Tuesday, November 15, 2016

Muscle Memory

This isn’t at all what was supposed to happen. When I began dating Jean, who was 41 to my 57, it wasn’t only because at 41 she was still a head-turner, but because, with a 16-year head start on her, and the natural aptitude of fellows to kick the bucket long before gals, I reckoned I was minimising the chances of being left alone in my golden (as in wee-stained) years. Well, the best-laid plans, right? I’ll turn 77 next week, and poor Jean’s seven months gone. Breast cancer.

I keep waiting for the loneliness to kill me, but it’s content to torture me. Which, I’ll grant you, isn’t exactly a new development. I can’t think of a time when I wasn’t lonely, not as a child, certainly not as a teenager (I was the loneliest teenager in the solar system), and not as an adult. My first wife, Harriet, loved what she called socialising. I generally hate it. In a group of 10 people, there will rarely be more than one I genuinely enjoy talking to, and to find that one, I generally have to talk to six or seven others who seem to regard themselves as too fascinating to ever ask me anything at all about myself, and who leave it to me to keep the conversational ball in the air. Which is very much the case at the Senior Centre my GP pretty much insisted I visit once a week because otherwise I rarely spoke to another human being.

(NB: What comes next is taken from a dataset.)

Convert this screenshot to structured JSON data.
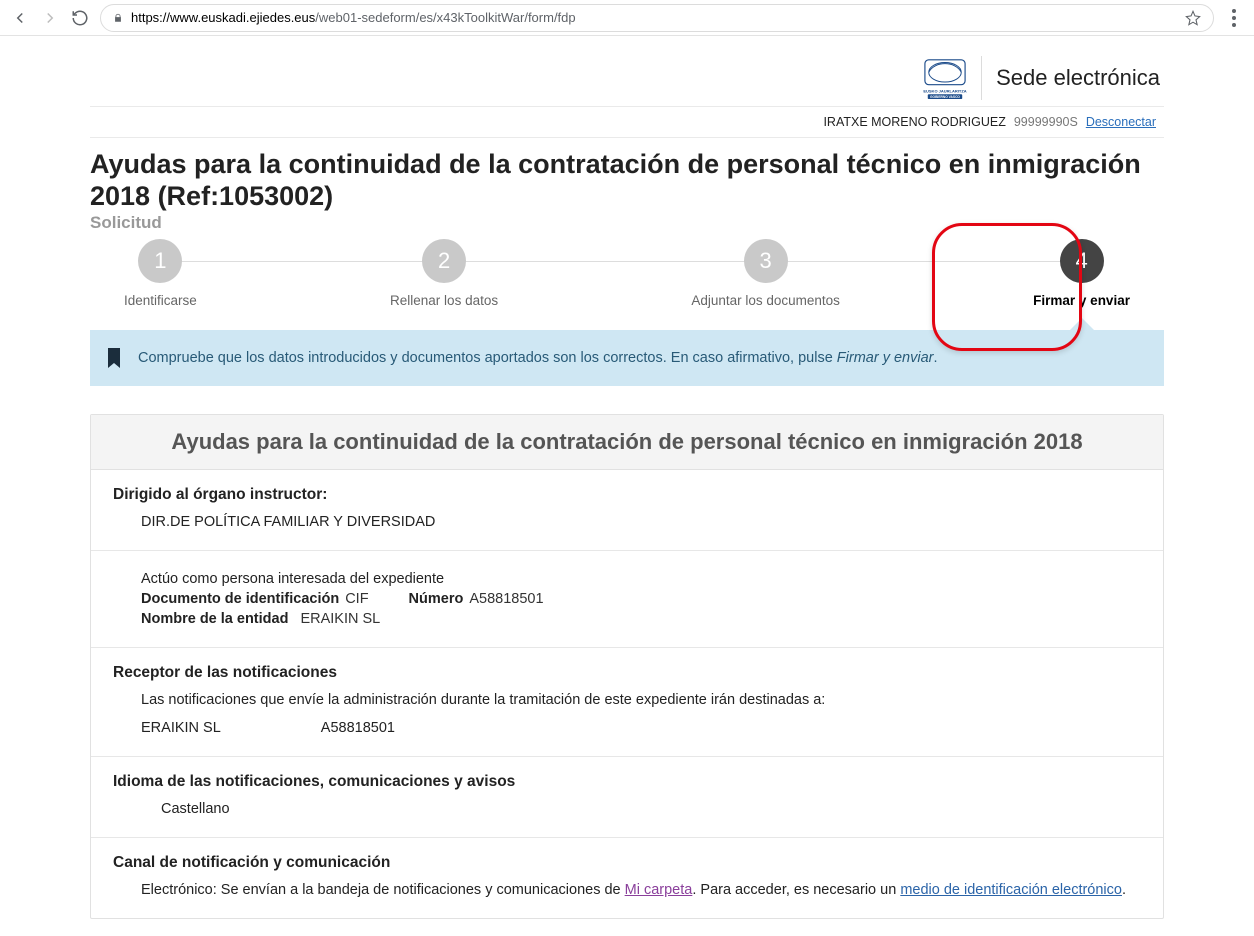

The problem is that, while the flesh is creased, liver-spotted, and slack, the spirit, at least in my case, remains 19. I have no interest whatever in a woman as creased and liver-spotted and slack as I myself am. I want Angelina Jolie. It isn’t as though I’m unaware that when I go to buy my groceries, or place an occasional bet, the young women who inspire me to think, “I wouldn’t mind a bit of that,” either don’t see me at all, or see some decrepit old embarrassment in an adult diaper that probably needs changing, and probably has needed changing for several hours.

I sort of fancy this woman at the Senior Centre, at least when she’s not being chatted up by that fellow Guy, who’s one big liver spot, but who seems to think he’s God’s gift to women. I’ve been dealing all my life with his sort — the sort who doesn’t seem to realise he isn’t nearly as fit and charming and witty as he imagines, but who seems to get on a treat with the ladies anyway. Maria’s 70 if she’s a day, but a couple of months ago, after her grandson scanned them and put them on her tablet, she showed me photographs of what she used to look like, when she was an actress, and I’ll be damned if I didn’t feel a little stirring…down there. She was stunning! She sags now like the rest of us, but she’s known what it’s like, I’ll bet, to enter a restaurant and make every conversation stop and every head turn her way. Her having that muscle memory makes her desirable to me.

Or maybe, since you’d need the jaws-of-life to separate her from Guy, I ought to sign up for one of those speed-dating things I saw a programme about on telly. Can’t you just picture that — me and a roomful of others no less decrepit hoping we don’t notice the discolouration of each other’s teeth, and the hair growing out of each other’s ears, and each other’s horrible breath? And every last one of us cursing our reading glasses for not being powerful enough, or for having allowed us to forget them at home.


In fairness, Jean and I didn’t have a storybook romance. After she had that little fling with the guy in her office six years into our relationship, I was never able to trust her fully again, and I’d had a bellyful of her begrudging me my cigars and brandy even before that, and you should have heard our rows when I’d forget to clean Alphonso’s litter box. A lot of the time, I couldn’t stand here, and there are no words to express how much I miss her. No words at all.